Та посмотрела, но не увидела, хотя и обняла, и сказала:

– Да ну тебя! Это я чего-то рассопливилась… Понимаешь, мы сюда больше не приедем… Мы не бабу сегодня хороним, а кусок своей жизни… Вот я хожу и думаю: смерть близкого – это всегда и собственная смерть. И никогда не знаешь, сколько тебя еще осталось… Вот сейчас я думаю, что меня осталось немного…

У Розы тогда так сжалось сердце, что просто не знала, что делать. Заплакала. Это так естественно в доме, где покойник.

Вот и сейчас мысли были о Лизе. Что-то с ней… Больше не с кем. Голос у мамы Нины был такой, какого она никогда не слышала. Он дрожал. Он был высокий. И в нем был страх, который выдавал себя за отвагу.

Дверь в квартиру была приоткрыта. Это тоже было плохо и не по правилам. Раскрыла ее резко с громкими словами: «Ты что меня пугаешь, мама Нина?»

В дверном проеме стоял широкий человек. Хотелось закричать, потому что, чужой незнакомый, раздетый, большой, он шел ей навстречу, а мамы Нины не было, во всяком случае, никто ведь не откликнулся. Конечно, если подумать, зачем кричать: человек протягивал ей руки, пустые, между прочим, не с кистенем, и Роза так ясно, четко подумала – чужой, а не с кистенем.

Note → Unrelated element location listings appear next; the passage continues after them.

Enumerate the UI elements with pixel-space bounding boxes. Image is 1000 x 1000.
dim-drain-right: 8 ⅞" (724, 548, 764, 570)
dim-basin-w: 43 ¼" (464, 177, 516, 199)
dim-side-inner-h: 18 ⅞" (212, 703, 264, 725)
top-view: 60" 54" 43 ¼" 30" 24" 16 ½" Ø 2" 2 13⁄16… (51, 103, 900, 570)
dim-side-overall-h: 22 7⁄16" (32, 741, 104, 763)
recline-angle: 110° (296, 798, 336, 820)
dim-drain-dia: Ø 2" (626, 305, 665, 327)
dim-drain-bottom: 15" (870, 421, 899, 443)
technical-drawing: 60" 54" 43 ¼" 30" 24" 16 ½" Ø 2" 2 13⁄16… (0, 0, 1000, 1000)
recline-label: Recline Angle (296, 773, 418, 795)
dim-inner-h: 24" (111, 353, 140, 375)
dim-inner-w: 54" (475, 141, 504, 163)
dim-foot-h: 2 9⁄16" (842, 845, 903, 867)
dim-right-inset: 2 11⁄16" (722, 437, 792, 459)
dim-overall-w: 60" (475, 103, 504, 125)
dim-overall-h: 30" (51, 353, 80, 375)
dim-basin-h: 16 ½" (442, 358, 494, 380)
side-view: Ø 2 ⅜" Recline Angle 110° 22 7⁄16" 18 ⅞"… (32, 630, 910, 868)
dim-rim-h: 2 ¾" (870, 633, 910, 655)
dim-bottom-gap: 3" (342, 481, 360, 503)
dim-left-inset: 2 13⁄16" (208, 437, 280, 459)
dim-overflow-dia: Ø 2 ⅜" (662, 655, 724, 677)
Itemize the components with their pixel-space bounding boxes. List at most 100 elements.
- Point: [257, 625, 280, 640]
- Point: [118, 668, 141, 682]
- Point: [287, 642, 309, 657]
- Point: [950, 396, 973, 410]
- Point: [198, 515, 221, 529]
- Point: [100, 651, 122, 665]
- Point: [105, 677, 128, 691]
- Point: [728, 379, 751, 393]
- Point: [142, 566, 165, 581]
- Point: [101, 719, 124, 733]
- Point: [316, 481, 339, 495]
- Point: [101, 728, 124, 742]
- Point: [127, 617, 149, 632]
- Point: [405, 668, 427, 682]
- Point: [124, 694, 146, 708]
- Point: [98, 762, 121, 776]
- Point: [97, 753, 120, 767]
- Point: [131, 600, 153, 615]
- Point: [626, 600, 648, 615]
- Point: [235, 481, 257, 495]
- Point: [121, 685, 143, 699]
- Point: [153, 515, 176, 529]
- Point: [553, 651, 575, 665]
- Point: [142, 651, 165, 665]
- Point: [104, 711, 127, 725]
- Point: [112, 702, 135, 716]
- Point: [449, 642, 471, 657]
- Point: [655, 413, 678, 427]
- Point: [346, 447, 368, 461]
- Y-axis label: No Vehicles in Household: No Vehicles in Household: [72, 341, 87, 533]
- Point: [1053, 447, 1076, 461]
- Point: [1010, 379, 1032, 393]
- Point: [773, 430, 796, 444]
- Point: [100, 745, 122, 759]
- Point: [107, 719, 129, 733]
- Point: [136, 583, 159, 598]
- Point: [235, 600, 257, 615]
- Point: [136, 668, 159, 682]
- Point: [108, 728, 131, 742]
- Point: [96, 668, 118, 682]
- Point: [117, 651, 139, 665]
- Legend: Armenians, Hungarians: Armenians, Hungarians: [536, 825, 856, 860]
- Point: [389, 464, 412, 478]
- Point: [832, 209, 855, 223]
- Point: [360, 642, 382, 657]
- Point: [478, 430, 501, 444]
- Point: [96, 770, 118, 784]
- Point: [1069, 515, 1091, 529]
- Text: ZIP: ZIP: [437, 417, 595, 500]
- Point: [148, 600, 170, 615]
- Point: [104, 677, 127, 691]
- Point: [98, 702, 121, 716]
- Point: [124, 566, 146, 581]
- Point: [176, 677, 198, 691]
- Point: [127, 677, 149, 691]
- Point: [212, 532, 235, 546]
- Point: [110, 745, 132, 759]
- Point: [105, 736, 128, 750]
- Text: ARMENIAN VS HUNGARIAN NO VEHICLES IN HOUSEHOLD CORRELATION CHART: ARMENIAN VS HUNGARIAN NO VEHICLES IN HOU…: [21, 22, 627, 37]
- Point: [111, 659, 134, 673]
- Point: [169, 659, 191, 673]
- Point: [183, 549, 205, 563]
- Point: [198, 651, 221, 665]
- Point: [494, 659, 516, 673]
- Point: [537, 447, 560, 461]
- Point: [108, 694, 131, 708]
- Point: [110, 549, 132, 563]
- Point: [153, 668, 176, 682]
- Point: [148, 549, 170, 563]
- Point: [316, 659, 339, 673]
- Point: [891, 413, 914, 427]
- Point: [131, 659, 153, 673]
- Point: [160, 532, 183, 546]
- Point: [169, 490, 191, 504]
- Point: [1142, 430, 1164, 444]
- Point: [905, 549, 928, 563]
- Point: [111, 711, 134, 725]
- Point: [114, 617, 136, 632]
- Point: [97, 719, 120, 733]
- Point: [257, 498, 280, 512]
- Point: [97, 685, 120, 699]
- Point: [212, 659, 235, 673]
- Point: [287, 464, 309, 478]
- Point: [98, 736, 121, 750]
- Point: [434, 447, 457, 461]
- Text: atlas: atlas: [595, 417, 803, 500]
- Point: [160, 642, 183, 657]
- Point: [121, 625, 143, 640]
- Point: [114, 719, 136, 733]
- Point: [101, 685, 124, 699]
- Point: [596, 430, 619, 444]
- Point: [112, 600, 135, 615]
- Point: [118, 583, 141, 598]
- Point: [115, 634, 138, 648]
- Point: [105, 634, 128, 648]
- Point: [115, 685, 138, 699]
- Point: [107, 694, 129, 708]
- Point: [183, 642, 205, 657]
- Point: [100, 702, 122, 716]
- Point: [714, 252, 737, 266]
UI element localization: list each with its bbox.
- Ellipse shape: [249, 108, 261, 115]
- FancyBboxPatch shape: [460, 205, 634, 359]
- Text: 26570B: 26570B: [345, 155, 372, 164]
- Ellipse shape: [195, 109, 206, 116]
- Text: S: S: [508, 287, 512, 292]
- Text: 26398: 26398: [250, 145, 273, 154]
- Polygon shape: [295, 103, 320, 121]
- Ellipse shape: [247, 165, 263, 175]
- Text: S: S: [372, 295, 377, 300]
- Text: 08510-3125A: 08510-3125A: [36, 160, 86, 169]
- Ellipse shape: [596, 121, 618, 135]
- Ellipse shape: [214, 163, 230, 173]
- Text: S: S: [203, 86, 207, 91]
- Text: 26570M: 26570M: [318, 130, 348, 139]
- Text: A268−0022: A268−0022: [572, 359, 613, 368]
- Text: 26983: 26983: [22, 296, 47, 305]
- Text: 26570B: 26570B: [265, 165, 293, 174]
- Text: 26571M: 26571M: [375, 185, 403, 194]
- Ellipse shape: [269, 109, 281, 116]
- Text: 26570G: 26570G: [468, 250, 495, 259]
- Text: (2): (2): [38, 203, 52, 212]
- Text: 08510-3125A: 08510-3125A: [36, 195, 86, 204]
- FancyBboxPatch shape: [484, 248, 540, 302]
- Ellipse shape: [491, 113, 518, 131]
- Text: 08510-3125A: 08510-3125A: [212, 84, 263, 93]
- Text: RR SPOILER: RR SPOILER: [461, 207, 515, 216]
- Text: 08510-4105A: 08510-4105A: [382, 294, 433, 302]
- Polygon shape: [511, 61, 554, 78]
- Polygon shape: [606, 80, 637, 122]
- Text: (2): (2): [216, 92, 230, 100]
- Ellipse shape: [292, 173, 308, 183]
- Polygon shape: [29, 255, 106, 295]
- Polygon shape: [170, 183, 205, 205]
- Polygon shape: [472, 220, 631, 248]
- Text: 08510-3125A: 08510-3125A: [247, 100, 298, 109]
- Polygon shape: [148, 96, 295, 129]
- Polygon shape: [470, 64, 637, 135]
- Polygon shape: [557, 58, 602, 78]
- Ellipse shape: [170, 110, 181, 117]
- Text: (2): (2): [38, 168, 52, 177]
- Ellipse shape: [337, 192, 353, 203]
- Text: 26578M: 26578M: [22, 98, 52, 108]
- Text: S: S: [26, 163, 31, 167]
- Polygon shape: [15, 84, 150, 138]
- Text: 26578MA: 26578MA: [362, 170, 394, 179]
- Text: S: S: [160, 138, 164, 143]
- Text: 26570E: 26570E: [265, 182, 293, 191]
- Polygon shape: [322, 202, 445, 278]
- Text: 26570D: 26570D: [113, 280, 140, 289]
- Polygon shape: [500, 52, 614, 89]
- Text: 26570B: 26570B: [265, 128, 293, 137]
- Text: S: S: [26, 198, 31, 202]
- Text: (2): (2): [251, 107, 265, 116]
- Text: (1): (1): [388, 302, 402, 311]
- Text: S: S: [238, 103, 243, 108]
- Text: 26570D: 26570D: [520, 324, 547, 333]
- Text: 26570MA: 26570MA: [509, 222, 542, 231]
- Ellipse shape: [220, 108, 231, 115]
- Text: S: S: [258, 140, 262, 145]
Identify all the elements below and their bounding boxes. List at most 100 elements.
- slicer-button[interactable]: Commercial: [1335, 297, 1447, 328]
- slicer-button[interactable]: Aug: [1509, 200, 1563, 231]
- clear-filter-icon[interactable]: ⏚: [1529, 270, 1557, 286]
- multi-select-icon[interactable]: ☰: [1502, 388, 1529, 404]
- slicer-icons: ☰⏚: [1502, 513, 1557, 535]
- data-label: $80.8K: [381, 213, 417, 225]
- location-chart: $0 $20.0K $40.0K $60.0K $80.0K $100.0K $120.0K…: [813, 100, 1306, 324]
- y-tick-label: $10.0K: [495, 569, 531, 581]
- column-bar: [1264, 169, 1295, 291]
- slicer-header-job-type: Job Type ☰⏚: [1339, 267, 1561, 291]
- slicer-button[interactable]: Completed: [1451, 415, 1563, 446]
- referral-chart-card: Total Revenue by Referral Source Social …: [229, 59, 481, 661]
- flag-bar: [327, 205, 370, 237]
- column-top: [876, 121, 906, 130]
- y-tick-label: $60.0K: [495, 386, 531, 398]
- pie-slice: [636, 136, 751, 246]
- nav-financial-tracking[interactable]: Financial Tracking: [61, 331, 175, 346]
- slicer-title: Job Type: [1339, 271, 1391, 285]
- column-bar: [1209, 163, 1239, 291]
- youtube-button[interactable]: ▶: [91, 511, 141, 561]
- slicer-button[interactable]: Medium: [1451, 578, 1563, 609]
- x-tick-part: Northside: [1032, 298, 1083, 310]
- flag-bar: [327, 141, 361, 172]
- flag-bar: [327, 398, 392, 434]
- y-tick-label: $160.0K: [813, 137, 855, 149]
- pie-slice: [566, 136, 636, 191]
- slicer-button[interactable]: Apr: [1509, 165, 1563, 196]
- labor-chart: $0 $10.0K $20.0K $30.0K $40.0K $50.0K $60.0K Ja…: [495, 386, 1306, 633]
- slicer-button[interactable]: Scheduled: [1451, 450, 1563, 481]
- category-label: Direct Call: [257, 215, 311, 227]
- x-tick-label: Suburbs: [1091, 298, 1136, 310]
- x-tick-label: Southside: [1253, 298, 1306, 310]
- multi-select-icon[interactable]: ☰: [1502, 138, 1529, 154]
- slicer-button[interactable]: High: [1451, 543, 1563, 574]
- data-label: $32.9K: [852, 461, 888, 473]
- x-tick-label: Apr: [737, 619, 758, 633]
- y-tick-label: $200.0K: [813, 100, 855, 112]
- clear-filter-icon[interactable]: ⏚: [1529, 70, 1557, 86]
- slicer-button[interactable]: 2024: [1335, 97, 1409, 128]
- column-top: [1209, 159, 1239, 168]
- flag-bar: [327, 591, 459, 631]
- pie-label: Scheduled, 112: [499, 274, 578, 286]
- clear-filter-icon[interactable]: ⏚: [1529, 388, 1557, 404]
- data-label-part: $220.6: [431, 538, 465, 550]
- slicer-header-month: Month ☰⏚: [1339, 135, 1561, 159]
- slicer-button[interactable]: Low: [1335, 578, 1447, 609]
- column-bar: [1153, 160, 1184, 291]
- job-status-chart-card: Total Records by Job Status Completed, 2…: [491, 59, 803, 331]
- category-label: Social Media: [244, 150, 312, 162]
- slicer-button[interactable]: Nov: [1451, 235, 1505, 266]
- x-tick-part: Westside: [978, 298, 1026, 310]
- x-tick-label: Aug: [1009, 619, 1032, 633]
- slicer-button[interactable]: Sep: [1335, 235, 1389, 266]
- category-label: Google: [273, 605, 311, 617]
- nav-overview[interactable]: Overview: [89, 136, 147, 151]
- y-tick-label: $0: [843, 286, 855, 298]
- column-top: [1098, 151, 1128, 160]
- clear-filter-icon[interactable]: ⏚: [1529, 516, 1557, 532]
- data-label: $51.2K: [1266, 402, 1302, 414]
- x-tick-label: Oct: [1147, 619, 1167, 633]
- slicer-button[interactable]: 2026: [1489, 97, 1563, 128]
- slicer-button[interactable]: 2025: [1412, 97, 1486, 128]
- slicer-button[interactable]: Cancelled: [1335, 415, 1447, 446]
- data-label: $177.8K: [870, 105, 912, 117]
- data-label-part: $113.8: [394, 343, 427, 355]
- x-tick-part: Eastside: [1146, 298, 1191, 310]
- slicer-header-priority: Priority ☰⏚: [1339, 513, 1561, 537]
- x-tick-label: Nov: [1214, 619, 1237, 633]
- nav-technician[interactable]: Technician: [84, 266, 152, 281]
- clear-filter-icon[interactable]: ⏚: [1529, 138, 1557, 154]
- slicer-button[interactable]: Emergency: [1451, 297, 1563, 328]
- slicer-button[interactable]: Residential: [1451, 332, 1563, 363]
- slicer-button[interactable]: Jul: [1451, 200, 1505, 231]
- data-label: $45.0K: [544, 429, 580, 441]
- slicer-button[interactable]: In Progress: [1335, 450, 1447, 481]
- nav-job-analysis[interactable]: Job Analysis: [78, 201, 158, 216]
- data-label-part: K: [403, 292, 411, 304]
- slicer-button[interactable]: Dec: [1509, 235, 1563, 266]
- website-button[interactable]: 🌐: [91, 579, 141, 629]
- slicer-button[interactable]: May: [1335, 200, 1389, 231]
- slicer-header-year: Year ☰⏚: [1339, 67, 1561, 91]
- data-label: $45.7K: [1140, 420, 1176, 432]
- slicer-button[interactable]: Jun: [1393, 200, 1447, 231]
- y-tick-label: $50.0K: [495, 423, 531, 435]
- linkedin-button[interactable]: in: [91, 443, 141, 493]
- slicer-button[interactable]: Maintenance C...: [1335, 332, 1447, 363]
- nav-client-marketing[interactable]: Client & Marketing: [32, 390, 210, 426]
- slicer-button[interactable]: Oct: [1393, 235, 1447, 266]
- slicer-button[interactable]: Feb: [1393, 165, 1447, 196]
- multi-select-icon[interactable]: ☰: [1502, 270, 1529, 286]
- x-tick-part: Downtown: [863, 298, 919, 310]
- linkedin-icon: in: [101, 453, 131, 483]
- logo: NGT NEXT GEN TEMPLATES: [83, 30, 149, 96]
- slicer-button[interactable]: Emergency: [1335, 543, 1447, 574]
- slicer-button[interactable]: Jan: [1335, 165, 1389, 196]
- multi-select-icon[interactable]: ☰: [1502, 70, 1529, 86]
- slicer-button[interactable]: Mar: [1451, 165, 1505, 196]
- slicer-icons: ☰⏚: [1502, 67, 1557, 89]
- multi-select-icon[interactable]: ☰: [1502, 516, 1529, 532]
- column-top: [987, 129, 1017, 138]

Всегда ведь теперь ждешь чужого с кистенем. Время такое. Время вражды и ненависти. Кто этот чужой в квартире? Может, он убил Нину вот этими белыми мягкими лапами? «Фу! – сказала себе Роза, – я как темная тетка в очереди, ну и мысли у меня, кошмар, а не мысли. У меня не интеллигентные мысли, а какая-то каша из страха, недоверия и черт знает чего».

– Добрый день, – сказала она холодно и спокойно. – А куда задевалась наша хозяйка?

– Роза, – тихо сказал чужой человек. – Роза. Доченька…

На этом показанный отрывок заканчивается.